Letters Home - New York

Wise

We're off on a tour of America as mentioned before. While its incredibly hard to take three weeks off during a busy time of the year (and when isnt it a busy time?) I'm already convinced of the value of the trip. You just need to get out of the garage every now and then to see how others are doing it and to keep in touch with the ecosystem. And luckily we have a great team who keeps our customers happy and the company running while we're away.

We got to New York over the weekend and kicked off the official program on Monday morning. It started with Kris from Erply and Bostjan from Zemanta talking about their experiences about moving companies to NYC and building up their teams here. Old story that got re-told by them is simply that people in NYC are often much hungrier and more hard working that in old Europe. Work in startups in NYC goes on 7 days a week for 12 hours. Surely taking a break is healthy, but not too much of that in NYC…

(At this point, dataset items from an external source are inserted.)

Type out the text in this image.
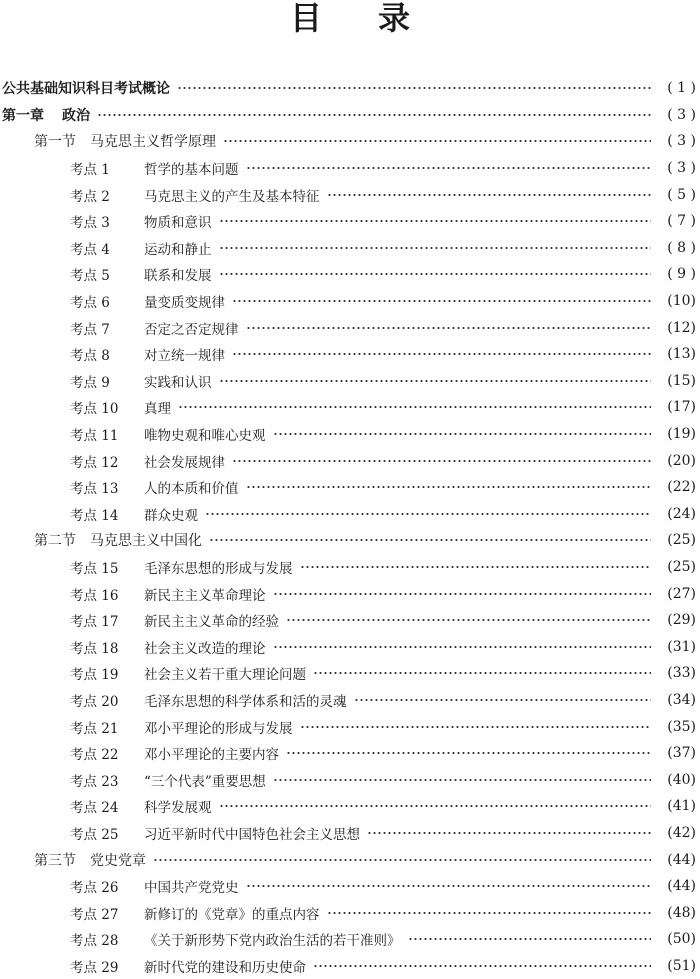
目 录
公共基础知识科目考试概论	( 1 )
第一章 政治	( 3 )
第一节 马克思主义哲学原理	( 3 )
考点 1	哲学的基本问题	( 3 )
考点 2	马克思主义的产生及基本特征	( 5 )
考点 3	物质和意识	( 7 )
考点 4	运动和静止	( 8 )
考点 5	联系和发展	( 9 )
考点 6	量变质变规律	(10)
考点 7	否定之否定规律	(12)
考点 8	对立统一规律	(13)
考点 9	实践和认识	(15)
考点 10	真理	(17)
考点 11	唯物史观和唯心史观	(19)
考点 12	社会发展规律	(20)
考点 13	人的本质和价值	(22)
考点 14	群众史观	(24)
第二节 马克思主义中国化	(25)
考点 15	毛泽东思想的形成与发展	(25)
考点 16	新民主主义革命理论	(27)
考点 17	新民主主义革命的经验	(29)
考点 18	社会主义改造的理论	(31)
考点 19	社会主义若干重大理论问题	(33)
考点 20	毛泽东思想的科学体系和活的灵魂	(34)
考点 21	邓小平理论的形成与发展	(35)
考点 22	邓小平理论的主要内容	(37)
考点 23	“三个代表”重要思想	(40)
考点 24	科学发展观	(41)
考点 25	习近平新时代中国特色社会主义思想	(42)
第三节 党史党章	(44)
考点 26	中国共产党党史	(44)
考点 27	新修订的《党章》的重点内容	(48)
考点 28	《关于新形势下党内政治生活的若干准则》	(50)
考点 29	新时代党的建设和历史使命	(51)
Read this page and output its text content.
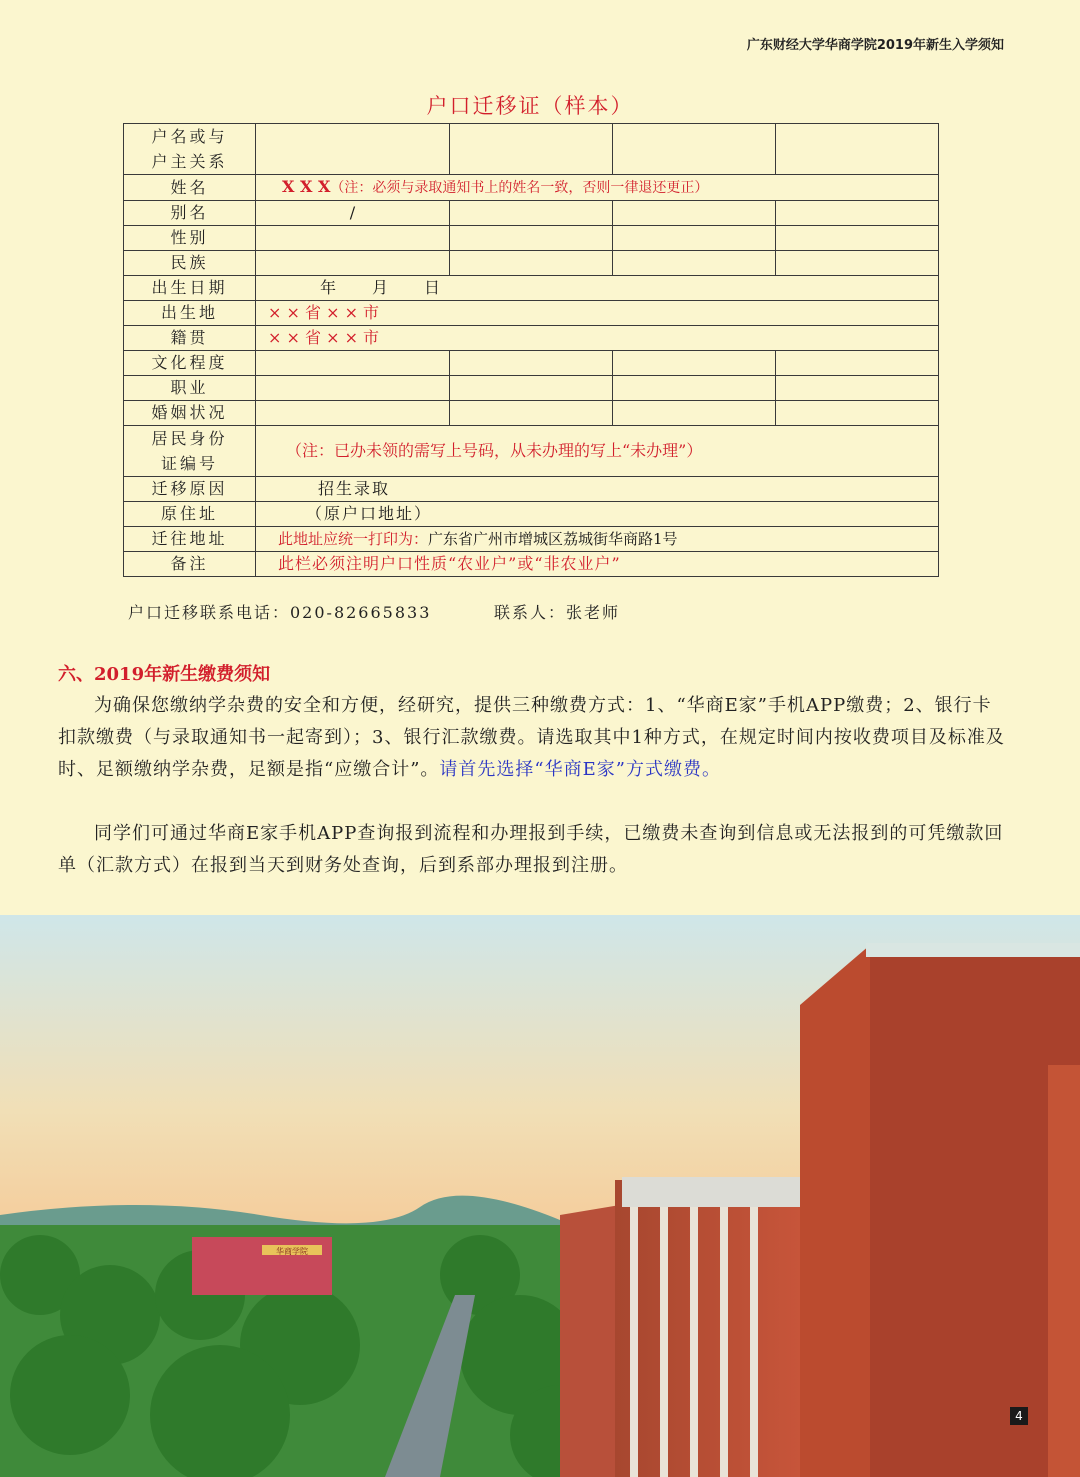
广东财经大学华商学院2019年新生入学须知
户口迁移证（样本）
户名或与
户主关系				

姓名	X X X（注：必须与录取通知书上的姓名一致，否则一律退还更正）			
别名	/			
性别				
民族				
出生日期	年 月 日			
出生地	× × 省 × × 市			
籍贯	× × 省 × × 市			
文化程度				
职业				
婚姻状况				

居民身份
证编号	（注：已办未领的需写上号码，从未办理的写上“未办理”）			
迁移原因	招生录取			
原住址	（原户口地址）			
迁往地址	此地址应统一打印为：广东省广州市增城区荔城街华商路1号			
备注	此栏必须注明户口性质“农业户”或“非农业户”			
户口迁移联系电话：020-82665833	联系人：张老师
六、2019年新生缴费须知
为确保您缴纳学杂费的安全和方便，经研究，提供三种缴费方式：1、“华商E家”手机APP缴费；2、银行卡扣款缴费（与录取通知书一起寄到）；3、银行汇款缴费。请选取其中1种方式，在规定时间内按收费项目及标准及时、足额缴纳学杂费，足额是指“应缴合计”。请首先选择“华商E家”方式缴费。
同学们可通过华商E家手机APP查询报到流程和办理报到手续，已缴费未查询到信息或无法报到的可凭缴款回单（汇款方式）在报到当天到财务处查询，后到系部办理报到注册。
华商学院
4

I had a bunch of meetings with local folks on Sunday and Monday (which was Presidents day and kept regular people away from work) and I did not even notice that these were not working days… Everyone was behaving like its just a regular day. For entrepreneurs there are no holidays, but it does seem to be a starker in the US.

Then we had Michael Geer speak to us about his experience building Badoo and getting the first million users. Bottom line from his talk is simple - there are no shortcuts. And for sure we've learned that ourselves as well. Its about hard work and keeping users happy and most importantly finding ways to enable some form of viral growth in your product so that your users can help in spreading the word.

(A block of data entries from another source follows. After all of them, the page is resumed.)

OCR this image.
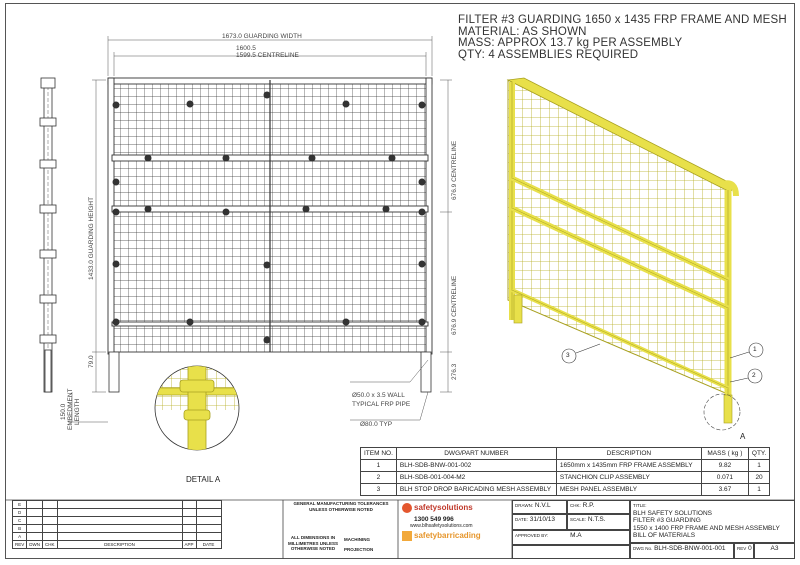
FILTER #3 GUARDING 1650 x 1435 FRP FRAME AND MESH
MATERIAL: AS SHOWN
MASS: APPROX 13.7 kg PER ASSEMBLY
QTY: 4 ASSEMBLIES REQUIRED
1673.0 GUARDING WIDTH
1600.5
1599.5 CENTRELINE
1433.0 GUARDING HEIGHT
676.9 CENTRELINE
676.9 CENTRELINE
79.0
276.3
150.0 EMBEDMENT LENGTH
Ø50.0 x 3.5 WALL
TYPICAL FRP PIPE
Ø80.0 TYP
DETAIL A
A
1
2
3
ITEM NO.	DWG/PART NUMBER	DESCRIPTION	MASS ( kg )	QTY.
1	BLH-SDB-BNW-001-002	1650mm x 1435mm FRP FRAME ASSEMBLY	9.82	1
2	BLH-SDB-001-004-M2	STANCHION CLIP ASSEMBLY	0.071	20
3	BLH STOP DROP BARICADING MESH ASSEMBLY	MESH PANEL ASSEMBLY	3.67	1
E					
D					
C					
B					
A					
REV	DWN	CHK	DESCRIPTION	APP	DATE
GENERAL MANUFACTURING TOLERANCES
UNLESS OTHERWISE NOTED
ALL DIMENSIONS IN
MILLIMETRES UNLESS
OTHERWISE NOTED
MACHINING
PROJECTION
safetysolutions
1300 549 996
www.blhsafetysolutions.com
safetybarricading
DRAWN: N.V.L	CHK: R.P.
DATE: 31/10/13	SCALE: N.T.S.
APPROVED BY:	M.A
TITLE:
BLH SAFETY SOLUTIONS
FILTER #3 GUARDING
1550 x 1400 FRP FRAME AND MESH ASSEMBLY
BILL OF MATERIALS
DWG No. BLH-SDB-BNW-001-001	REV 0	A3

Next up was meeting with the craft marketplace Etsy. Interesting observations from them about building up their marketplaces business:
* their sellers are also buyers, that really helped in solving the problem of matching buyers and sellers early on
* now that they have expanded into selling supplies they are able to sell same product twice (first the supplies and then sell the product again), that's very smart I think
* they have been hugely success despite choosing a niche (handmade goods) which might seem very small at first

They are also very interesting from their engineering side - continuous deployment practices where they push code live dozen(s) of times a day and every new engineer pushes code live on the first day. And I wont get into talking about their office - great representation of company DNA. Google for yourself.

Tuesday was a typical mini Seedcamp - all the companies started by doing their three minute pitch and thereafter we had rotating mentoring sessions with about 80 of the best investors, product and tech people from New York. Two things stood out for me. First is that pitching in the US has to be much more aggressive. Being a humble guy from Europe does not cut it - need to hustle and talk yourself bigger than you are. Otherwise nobody will notice. Second thing I noted was that for us its much harder to explain Wise because much fewer people need to deal with foreign currency. And the backwardness of the consumer banking in the US really stands out when people ask "So can I use you with my checkbook?". And we need to adjust our vocabulary and learn to say wire transfer instead of bank transfer.

Last was visit to USV. We had Andy talk to use about their investment thesis and do a QA session. I know Andy from ages ago, but still its good to hear him talk about how they invest in large networks of engaged users and how that is similar to what he has been doing before at Betaworks. Afterwards it was great to see so many teams flocking to him to give mini-mini pitches.

Time to say goodbye to the city, off to Boston.